Le cookie tiers. Ce petit fichier qu’on a tous appris à aimer, à exploiter, à transformer en machine à suivre les parcours utilisateurs. Il disparaît. Pas demain matin, mais il disparaît. Et ce que ça change pour la mesure attribution marketing digital, c’est bien plus profond qu’un simple changement d’outil.

Ce qu’on pouvait faire avant – et qu’on ne pourra plus

Concrètement, aujourd’hui, un marketeur peut suivre un internaute à la trace. Ses intérêts, ses comportements, ses pages visitées, ses intentions d’achat futures. En temps réel. Sur l’ensemble de son parcours cross-device, cross-domaine. C’est ce que Margarita appelle le « 100 % user-centric » – et elle le dit elle-même, ça n’existera probablement plus demain.

Trois grandes briques cohabitent dans le système actuel. D’abord les outils analytics côté annonceur – ce qui se passe sur le site, le temps passé, les interactions générées par la pub. Ensuite la mesure média : impressions, clics, taux de visibilité, taux de complétion vidéo. Et enfin ce qu’elle appelle la « post-mesure » – l’incrémentalité, le marketing mix modeling, les études statistiques sur grandes masses qui ne sont pas en temps réel mais apportent une lecture plus profonde.

Ce qui m’a frappé dans sa description, c’est la fluidité du système actuel. Deux ou trois jours après le lancement d’une campagne, tu sais si ça fonctionne. Tu réalloues les budgets, tu changes les créas, tu ajustes l’activation.
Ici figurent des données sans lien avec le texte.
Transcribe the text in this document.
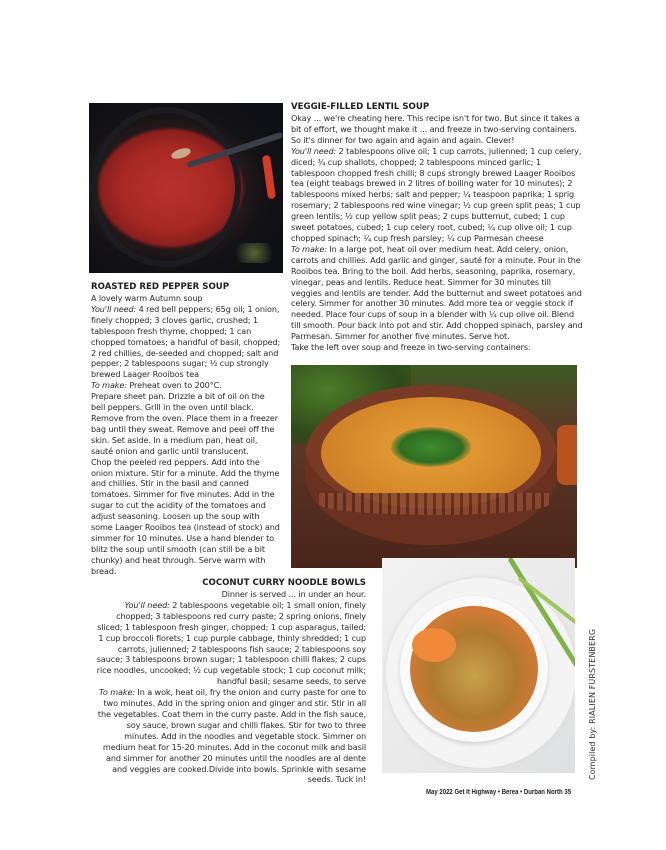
VEGGIE-FILLED LENTIL SOUP

Okay ... we're cheating here. This recipe isn't for two. But since it takes a bit of effort, we thought make it ... and freeze in two-serving containers. So it's dinner for two again and again and again. Clever!

You'll need: 2 tablespoons olive oil; 1 cup carrots, julienned; 1 cup celery, diced; ¾ cup shallots, chopped; 2 tablespoons minced garlic; 1 tablespoon chopped fresh chilli; 8 cups strongly brewed Laager Rooibos tea (eight teabags brewed in 2 litres of boiling water for 10 minutes); 2 tablespoons mixed herbs; salt and pepper; ¼ teaspoon paprika; 1 sprig rosemary; 2 tablespoons red wine vinegar; ½ cup green split peas; 1 cup green lentils; ½ cup yellow split peas; 2 cups butternut, cubed; 1 cup sweet potatoes, cubed; 1 cup celery root, cubed; ¼ cup olive oil; 1 cup chopped spinach; ¼ cup fresh parsley; ¼ cup Parmesan cheese

To make: In a large pot, heat oil over medium heat. Add celery, onion, carrots and chillies. Add garlic and ginger, sauté for a minute. Pour in the Rooibos tea. Bring to the boil. Add herbs, seasoning, paprika, rosemary, vinegar, peas and lentils. Reduce heat. Simmer for 30 minutes till veggies and lentils are tender. Add the butternut and sweet potatoes and celery. Simmer for another 30 minutes. Add more tea or veggie stock if needed. Place four cups of soup in a blender with ¼ cup olive oil. Blend till smooth. Pour back into pot and stir. Add chopped spinach, parsley and Parmesan. Simmer for another five minutes. Serve hot.

Take the left over soup and freeze in two-serving containers.

ROASTED RED PEPPER SOUP

A lovely warm Autumn soup

You'll need: 4 red bell peppers; 65g oil; 1 onion, finely chopped; 3 cloves garlic, crushed; 1 tablespoon fresh thyme, chopped; 1 can chopped tomatoes; a handful of basil, chopped; 2 red chillies, de-seeded and chopped; salt and pepper; 2 tablespoons sugar; ½ cup strongly brewed Laager Rooibos tea

To make: Preheat oven to 200°C.

Prepare sheet pan. Drizzle a bit of oil on the bell peppers. Grill in the oven until black. Remove from the oven. Place them in a freezer bag until they sweat. Remove and peel off the skin. Set aside. In a medium pan, heat oil, sauté onion and garlic until translucent.

Chop the peeled red peppers. Add into the onion mixture. Stir for a minute. Add the thyme and chillies. Stir in the basil and canned tomatoes. Simmer for five minutes. Add in the sugar to cut the acidity of the tomatoes and adjust seasoning. Loosen up the soup with some Laager Rooibos tea (instead of stock) and simmer for 10 minutes. Use a hand blender to blitz the soup until smooth (can still be a bit chunky) and heat through. Serve warm with bread.

COCONUT CURRY NOODLE BOWLS

Dinner is served ... in under an hour.

You'll need: 2 tablespoons vegetable oil; 1 small onion, finely chopped; 3 tablespoons red curry paste; 2 spring onions, finely sliced; 1 tablespoon fresh ginger, chopped; 1 cup asparagus, tailed; 1 cup broccoli florets; 1 cup purple cabbage, thinly shredded; 1 cup carrots, julienned; 2 tablespoons fish sauce; 2 tablespoons soy sauce; 3 tablespoons brown sugar; 1 tablespoon chilli flakes; 2 cups rice noodles, uncooked; ½ cup vegetable stock; 1 cup coconut milk; handful basil; sesame seeds, to serve

To make: In a wok, heat oil, fry the onion and curry paste for one to two minutes. Add in the spring onion and ginger and stir. Stir in all the vegetables. Coat them in the curry paste. Add in the fish sauce, soy sauce, brown sugar and chilli flakes. Stir for two to three minutes. Add in the noodles and vegetable stock. Simmer on medium heat for 15-20 minutes. Add in the coconut milk and basil and simmer for another 20 minutes until the noodles are al dente and veggies are cooked.Divide into bowls. Sprinkle with sesame seeds. Tuck in!	Compiled by: RIALIEN FURSTENBERG
May 2022 Get It Highway • Berea • Durban North 35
C’est ce feedback loop quasi-instantané que la fin du cookie tiers va casser en premier.

La mesure attribution marketing digital à l’ère de la Privacy Sandbox

Google a choisi de travailler avec le marché plutôt que d’imposer unilatéralement – ce qui est, reconnaissons-le, la seule option viable quand tu représentes plus de 60 % des navigateurs en Europe. Safari a ouvert le bal en 2019 en bloquant les cookies tiers. Firefox a suivi début 2020. Mais Chrome, c’est une autre masse.

La Privacy Sandbox, c’est la réponse de Google. Un ensemble d’APIs qui couvrent les différents cas d’usage du marché. Topics pour l’acquisition, FLEDGE pour le retargeting et la fidélisation, et les Attribution Reporting APIs pour la mesure. C’est sur ces dernières que Margarita s’est attardée – et franchement, la plupart des articles que j’ai lus passent complètement à côté de ce que ça implique vraiment.

On va déporter la mesure et l’attribution au sein du navigateur. Ce ne sera plus l’annonceur qui dans ses outils, dans des technologies qu’il possède et qu’il maîtrise, qu’il va poser les règles. Il va les donner au navigateur à Chrome en l’occurrence qui va les appliquer.

Dit comme ça, ça a l’air presque logique. Mais réfléchis deux secondes à ce que ça signifie.

Deux types d’APIs de mesure sont prévus. L’Event API donnera des informations sur les impressions et les clics – mais avec peu de détails sur ce qui se passe derrière. L’Aggregate API, lui, sera plus riche mais focalisé exclusivement sur les conversions. Et les deux ne pourront pas être liés ensemble. D’un côté les impressions et les clics, de l’autre les conversions – sans pouvoir reconstruire la chaîne complète impression-clic-conversion de manière individualisée.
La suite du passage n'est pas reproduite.